Tiens, à propos de film à mi-chemin entre la série Z et le film culte, je ne sais pas si il a déjà été évoqué ici, mais je vous conseille de regarder Kung Fury.
https://www.youtube.com/watch?v=bS5P_LAqiVg

Dans ce court-métrage de 31 minutes, vous aurez droit à :
- des effets spéciaux bien rétro
- du surjeu d'acteur
- des voyages dans le temps
- des jeux de mots à la con
- des combats d'arts martiaux
- une guest star abonnée aux nanards

Pour le pitch : il s'agit d'un film d'action mettant en scène un flic des années 80 qui doit lutter contre Adolf Hitler. Ah oui, la trame du film est clairement estampillée "série Z".
Bon quand je vous aurez dit qu'en fait c'est un film qui date de 2015 et que c'est un hommage à tous ces films barrés - voire ratés pour ceux qui les ont faits au 1er degré - des années 80 aux scénarios improbables et bourrés de défauts qui les rendent attachant, vous me direz que du coup, ce ne peut pas être un film culte puisqu'il n'est pas lui-même un de ces films années 80 auxquels il rend hommage. Certes, mais je ne m'en lasse pas.

Toto le Zéro

05/01/2018 à 12h36

@MinusGermain
Oui c'est la scène finale. L'épaulard qui fait quasiment péter tout un village, bof, bof... Mais le reste est plutôt agréable

@Sens de la dérision
Je m'en souviens aussi! Un téléfilm passé sur la 6. Merci pour le titre!

@Dan Lédan
Les auréoles aussi m'ont marqué, mais bon, il est censé faire très chaud. On va dire qu'il s'en sort malgré le fait que ce soit pas un soldat!

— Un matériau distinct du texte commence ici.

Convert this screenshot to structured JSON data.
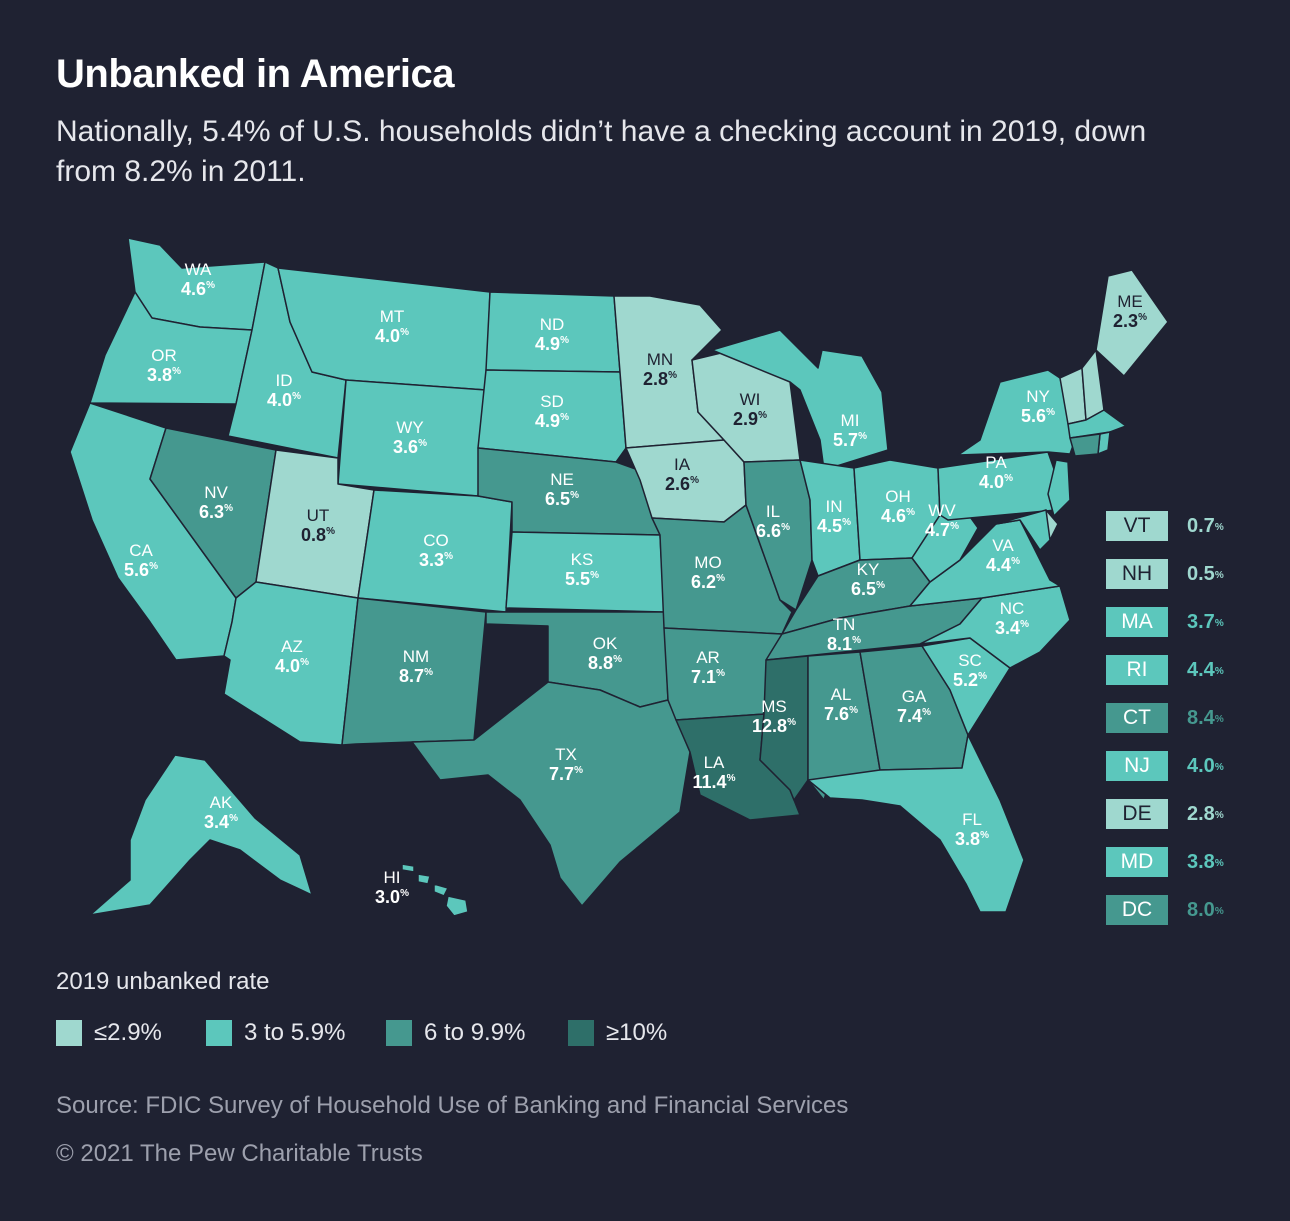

Sinon, j'aimerais vraiment voir des Predatorq dans des époques différentes, genre comment les personnes des autres époques que la nôtre auraient pu affronter ce genre de bestiau
Je sais bien que dans le 1er, si Schwarzie s'en sort, il doit faire sans les mitraillettes et armes gadgets modernes et dans le 2, Danny Glover utilise les armes du Predator, et donc montrer ue l'esprit humain parvient à s'adapter...
L'idée a été explorée dans plusieurs comic books (il y a un "Superman vs Predator" qui parle d'une légende d'un guerrier Inca/Maya/Aztèque qui parvient à en vaincre un)

Toto le Zéro

05/01/2018 à 12h40

Et sinon, Schwarzie avec la voie de Didier Bourdon, ca serait pas mal en plus...

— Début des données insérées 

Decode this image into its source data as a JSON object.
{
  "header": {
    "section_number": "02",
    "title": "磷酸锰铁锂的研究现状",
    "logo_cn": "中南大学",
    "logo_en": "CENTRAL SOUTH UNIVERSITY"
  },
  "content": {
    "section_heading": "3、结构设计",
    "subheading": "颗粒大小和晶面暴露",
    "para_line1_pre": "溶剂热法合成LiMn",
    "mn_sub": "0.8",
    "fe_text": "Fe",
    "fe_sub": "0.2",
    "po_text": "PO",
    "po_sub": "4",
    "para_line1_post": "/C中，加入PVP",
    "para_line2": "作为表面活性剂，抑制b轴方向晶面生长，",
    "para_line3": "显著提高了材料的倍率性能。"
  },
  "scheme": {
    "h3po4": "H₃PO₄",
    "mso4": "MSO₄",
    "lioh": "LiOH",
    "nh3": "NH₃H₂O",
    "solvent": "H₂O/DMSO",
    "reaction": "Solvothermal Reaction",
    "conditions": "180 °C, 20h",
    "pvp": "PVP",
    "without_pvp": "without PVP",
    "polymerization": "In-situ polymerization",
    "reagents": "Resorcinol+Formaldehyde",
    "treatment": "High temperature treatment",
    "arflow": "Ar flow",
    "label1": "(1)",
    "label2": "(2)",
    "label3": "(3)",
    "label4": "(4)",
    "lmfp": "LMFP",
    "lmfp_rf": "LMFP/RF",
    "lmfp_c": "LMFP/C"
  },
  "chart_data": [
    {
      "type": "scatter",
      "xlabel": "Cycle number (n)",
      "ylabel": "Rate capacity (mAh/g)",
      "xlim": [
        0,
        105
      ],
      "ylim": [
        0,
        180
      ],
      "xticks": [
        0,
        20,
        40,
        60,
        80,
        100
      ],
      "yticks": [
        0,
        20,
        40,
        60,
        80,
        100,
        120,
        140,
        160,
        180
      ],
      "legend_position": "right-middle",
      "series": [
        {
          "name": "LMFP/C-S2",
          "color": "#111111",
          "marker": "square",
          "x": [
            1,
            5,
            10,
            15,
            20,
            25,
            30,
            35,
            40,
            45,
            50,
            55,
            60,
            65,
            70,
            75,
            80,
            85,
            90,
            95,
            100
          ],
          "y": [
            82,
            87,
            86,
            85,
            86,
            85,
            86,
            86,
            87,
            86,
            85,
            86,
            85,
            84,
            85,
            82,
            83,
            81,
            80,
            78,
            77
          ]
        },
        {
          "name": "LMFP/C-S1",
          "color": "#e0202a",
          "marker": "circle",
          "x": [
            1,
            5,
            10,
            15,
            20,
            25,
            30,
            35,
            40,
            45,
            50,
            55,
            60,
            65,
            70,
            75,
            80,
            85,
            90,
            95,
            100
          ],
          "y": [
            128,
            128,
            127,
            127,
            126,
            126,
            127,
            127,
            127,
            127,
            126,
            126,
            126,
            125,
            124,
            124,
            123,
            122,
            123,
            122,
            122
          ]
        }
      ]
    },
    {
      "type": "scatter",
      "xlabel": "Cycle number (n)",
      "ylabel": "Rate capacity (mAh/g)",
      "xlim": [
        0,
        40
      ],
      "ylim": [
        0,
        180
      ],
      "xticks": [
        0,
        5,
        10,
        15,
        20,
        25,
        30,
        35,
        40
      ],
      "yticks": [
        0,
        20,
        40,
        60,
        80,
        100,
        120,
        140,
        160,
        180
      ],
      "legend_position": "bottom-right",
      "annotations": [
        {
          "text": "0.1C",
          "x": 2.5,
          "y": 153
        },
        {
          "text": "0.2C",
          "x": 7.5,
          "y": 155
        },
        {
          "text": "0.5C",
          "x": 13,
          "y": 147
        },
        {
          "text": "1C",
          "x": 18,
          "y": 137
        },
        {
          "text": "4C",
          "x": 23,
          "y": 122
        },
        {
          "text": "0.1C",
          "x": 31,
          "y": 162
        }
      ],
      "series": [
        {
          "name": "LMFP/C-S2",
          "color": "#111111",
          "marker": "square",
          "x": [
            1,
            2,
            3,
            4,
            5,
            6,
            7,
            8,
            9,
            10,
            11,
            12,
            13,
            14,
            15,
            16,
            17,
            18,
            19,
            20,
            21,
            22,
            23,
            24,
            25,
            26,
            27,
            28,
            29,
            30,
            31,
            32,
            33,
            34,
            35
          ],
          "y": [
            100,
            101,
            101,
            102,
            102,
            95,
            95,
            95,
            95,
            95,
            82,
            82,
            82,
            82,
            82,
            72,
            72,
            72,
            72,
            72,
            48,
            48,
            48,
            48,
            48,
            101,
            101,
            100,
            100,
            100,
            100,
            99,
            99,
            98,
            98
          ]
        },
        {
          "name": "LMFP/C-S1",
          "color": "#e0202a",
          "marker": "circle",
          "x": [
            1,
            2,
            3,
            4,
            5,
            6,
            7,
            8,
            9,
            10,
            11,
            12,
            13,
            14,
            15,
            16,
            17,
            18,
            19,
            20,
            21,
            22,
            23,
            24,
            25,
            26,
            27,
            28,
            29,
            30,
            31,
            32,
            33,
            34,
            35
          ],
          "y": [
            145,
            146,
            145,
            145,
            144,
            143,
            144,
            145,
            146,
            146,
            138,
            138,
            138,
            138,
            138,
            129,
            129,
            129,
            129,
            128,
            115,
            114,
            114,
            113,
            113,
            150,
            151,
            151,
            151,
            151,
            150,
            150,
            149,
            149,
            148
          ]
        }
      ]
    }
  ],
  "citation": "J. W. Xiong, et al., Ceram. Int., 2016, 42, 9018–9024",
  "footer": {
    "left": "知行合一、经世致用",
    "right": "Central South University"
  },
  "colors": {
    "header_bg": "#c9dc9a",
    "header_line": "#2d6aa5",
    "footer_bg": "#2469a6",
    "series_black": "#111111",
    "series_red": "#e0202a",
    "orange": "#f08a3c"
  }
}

https://www.youtube.com/watch?v=iDbF5qaTDmY

 

Gouffran direct

05/01/2018 à 15h42

Houla ya confusion pour Predator 2.
Danny Glover a gagné à la régulière et il est félicité pas épargné.

Il gagne même un trophée, une photo souvenir et un contrat publicitaire avec la naissante Weyland Yutani.